5 Health Care Myths Americans should Know

The debate on how the United States should approach the way the health care system is run in this country has lead to the development of mentalities shaped by health care myths rather than facts.  There are many questions concerning how many people are insured, the cost of health care and who can or cannot afford it, the value of the system, and how the U.S. system compares to other countries.

1)  Around 46 Million People without Health Care

The truth is, the vast majority of people who are uninsured are middle to high income Americans, who choose not to have health insurance, non-citizens, or people who rely on other government medical programs. The Congressional Budget Office estimates that 45 million people lack health insurance on any given day throughout the year.  This does not mean that 45 million people go without health insurance every year. That number is probably closer to eight million.

2) Health Care Would Improve if Everyone was Insured

Unfortunately it’s not that simple.  If everyone purchased health insurance, then taxes would be higher; there would be longer waiting lists, limited care and access to ground breaking medical developments, and forced premium payments. In 2005, the wait time for elective surgery was around 8%; while in other countries, such as Canada, Australia, New Zealand, and the United Kingdom, the percentages were anywhere between 19%-41%.

3) Hospital Procedures Performed on the Uninsured Raise Prices

Actually, the congressional budget office (CBO) states that the amount of private insurance premiums taking responsibility for uninsured costs is quite small. In fact, in 2008, hospitals spent around 35 billion dollars on uncompensated care; in retrospect, this figure is equivalent to about 5% of the total hospital revenues.

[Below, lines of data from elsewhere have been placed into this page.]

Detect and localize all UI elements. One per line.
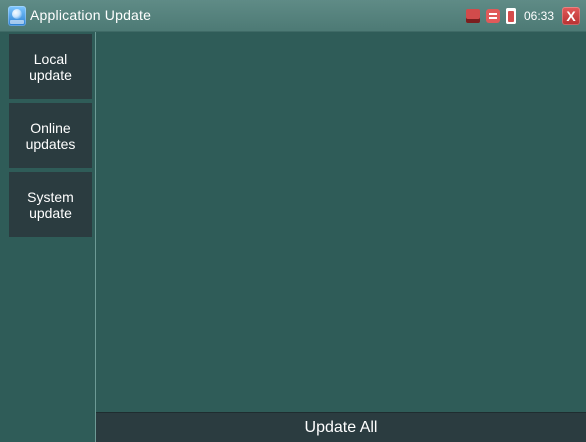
status-area: 06:33 X [465,6,580,26]
update-all-button[interactable]: Update All [96,412,586,442]
sidebar-item-label: Local update [29,50,72,83]
close-icon: X [566,8,576,24]
network-icon [465,9,480,23]
content-panel [96,32,586,442]
app-window: Application Update 06:33 X Local update … [0,0,586,442]
page-title: Application Update [30,7,152,23]
sidebar: Local update Online updates System updat… [0,32,96,442]
update-all-label: Update All [304,418,378,436]
sidebar-item-online-updates[interactable]: Online updates [9,103,92,168]
sidebar-item-system-update[interactable]: System update [9,172,92,237]
app-update-icon [8,6,26,26]
swap-icon [485,9,500,23]
title-bar: Application Update 06:33 X [0,0,586,32]
close-button[interactable]: X [562,7,580,25]
battery-icon [505,8,516,24]
sidebar-item-local-update[interactable]: Local update [9,34,92,99]
sidebar-item-label: Online updates [25,119,76,152]
clock-time: 06:33 [523,9,554,23]
sidebar-item-label: System update [27,188,74,221]
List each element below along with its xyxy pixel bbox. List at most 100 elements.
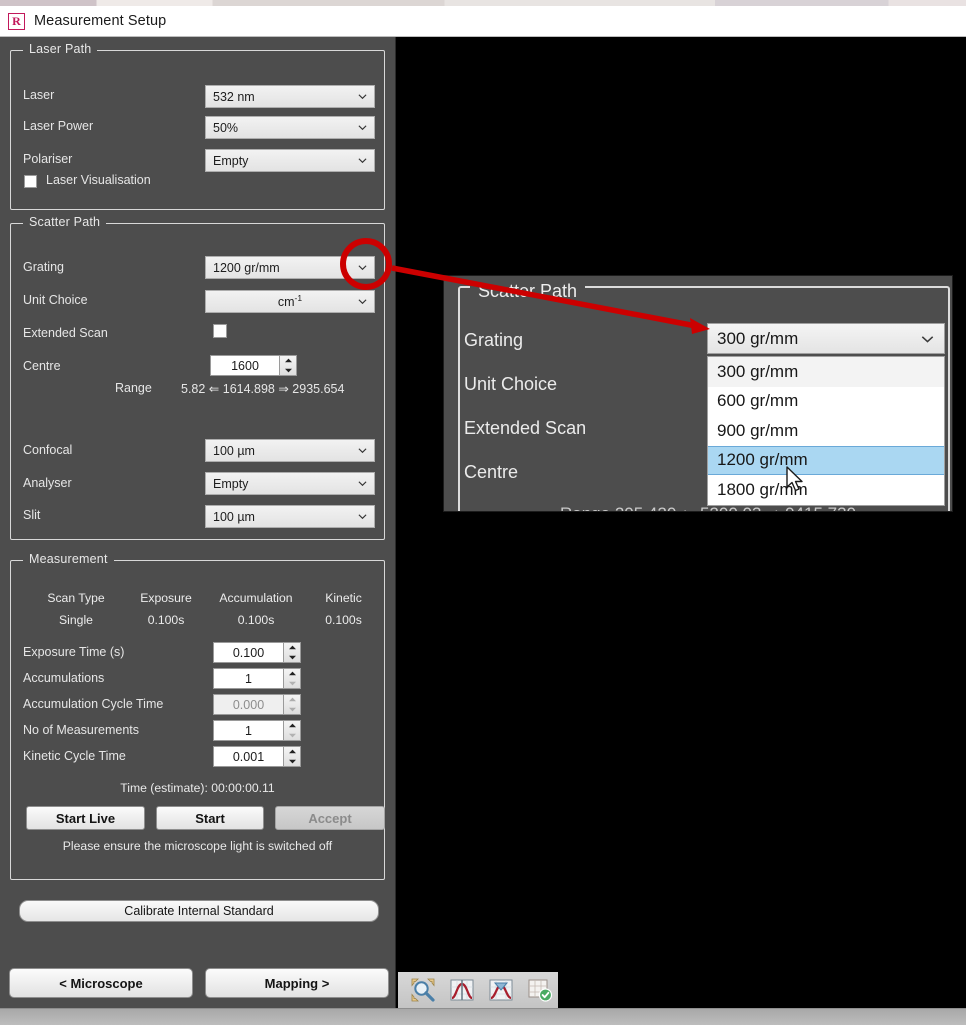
- extended-scan-checkbox[interactable]: [213, 324, 227, 338]
- laser-power-label: Laser Power: [23, 119, 94, 133]
- kinetic-cycle-time-spinner[interactable]: 0.001: [213, 746, 301, 767]
- laser-visualisation-label: Laser Visualisation: [46, 173, 151, 187]
- grating-option-300[interactable]: 300 gr/mm: [708, 357, 944, 387]
- window-title: Measurement Setup: [34, 13, 167, 29]
- grating-option-1200[interactable]: 1200 gr/mm: [708, 445, 944, 475]
- grating-select-value: 1200 gr/mm: [213, 260, 280, 275]
- microscope-light-hint: Please ensure the microscope light is sw…: [62, 839, 333, 853]
- exposure-time-spinner[interactable]: 0.100: [213, 642, 301, 663]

4) The uninsured cannot Afford Health Care Coverage

While this may be true for a small percentage, the truth for most individuals in the United States is that they don’t purchase health coverage because they can’t afford it, but rather because they choose not to.  Based on a study from 2007, about 17.6 million people, who made at least $50,000 a year or more, were uninsured because they did not feel that it was necessarily to spend money on heath care; or possibly, they relied on other government run programs.

5) Foreign Government Run Health Care Systems are more Efficient than the U.S.

The problems with most foreign socialized health care systems are that the wait times are drastically higher than they are in the United States.  Care is often limited, and access to groundbreaking developments and medicines are not always accessible.  However, certain costs, such as administration, are much higher than they are in other countries such as France or Taiwan.  Foreign government run health care systems are not better than American systems, but there are some areas that may prove to be more effective.

There are many myths out there about the way that the health care system is run. One thing is for sure: if everyone were insured under a government policy, wait lines would increase drastically, the quality of service would go down, and taxes would increase.